教室中の視線を一手に集めたそこには…椅子から転げ落ち、床に横たわる夕海の姿があった。呼吸は荒く、意識はほとんどない状態。教室中に響く女子生徒たちの悲鳴、男子生徒の叫び声。
日本史担当教諭(男性 27歳 独身 教師生活2年目)も最初何が起きたか分からず
生徒達の悲鳴と叫び声に影響され、半ばパニック状態となった。
しかしながらそこは教師。すぐに正気を取り戻し、
『(ここは私がしっかりして適切な処置を施さないと!)』
そう思ったときには既に事が進んでいた。
「保健室に連れて行きます!」
夕海が倒れてから2秒後には雄太が叫んだ。そして彼は躊躇いもなく行動に移し、再び『それ』をした。
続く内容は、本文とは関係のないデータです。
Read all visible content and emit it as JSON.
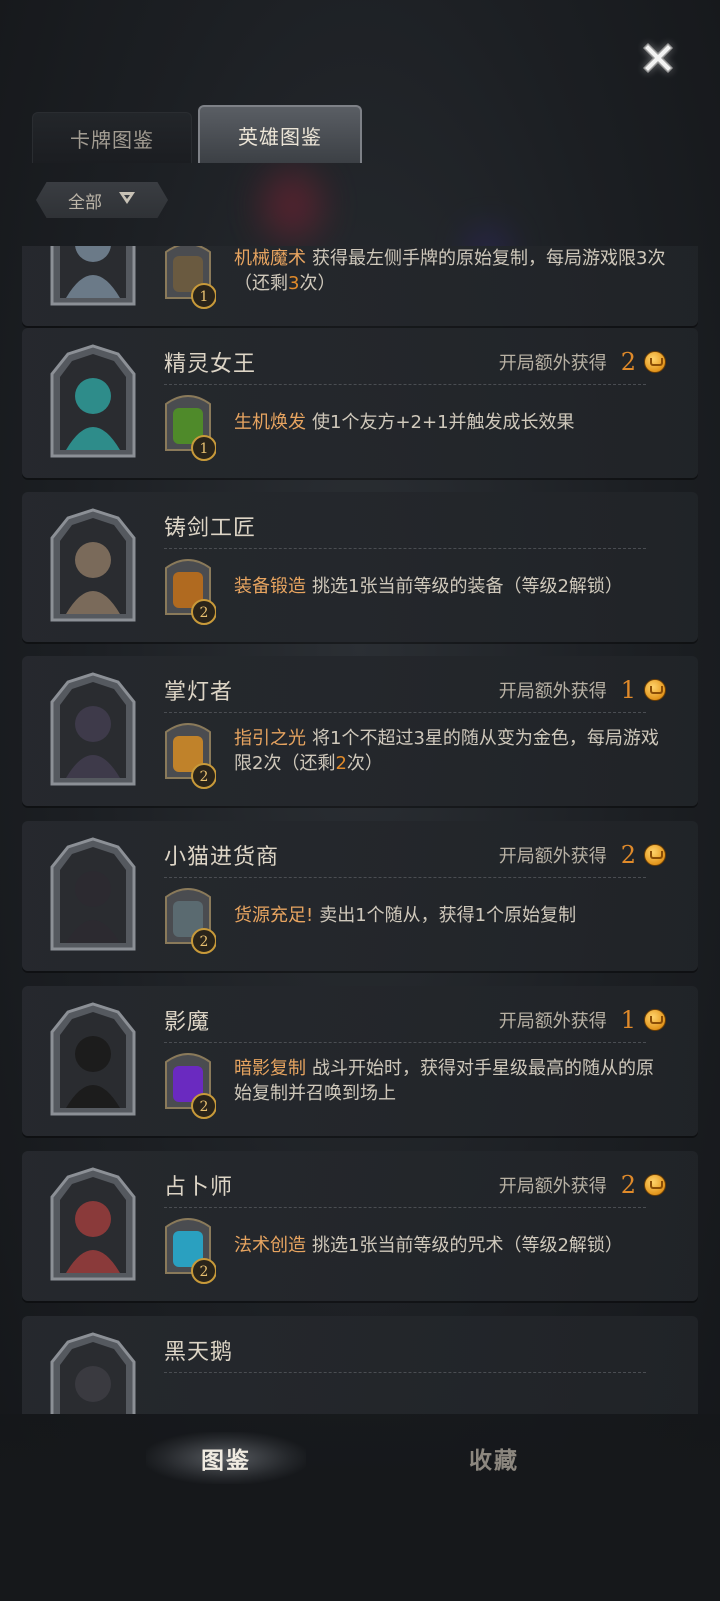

左手を夕海の後頭部に置き、右手は膝の裏。スカートの中が見えそうで見えない程度に右手を持ち上げる。見ているクラスメイトからしたら残念…もとい絶妙な角度である。
そう
『お姫様だっこ』リターンズ。
倒れた夕海をお姫様だっこ状態にし、颯爽と教室から走り去った。夕海が倒れてから10秒、ほんの僅かな時間であった。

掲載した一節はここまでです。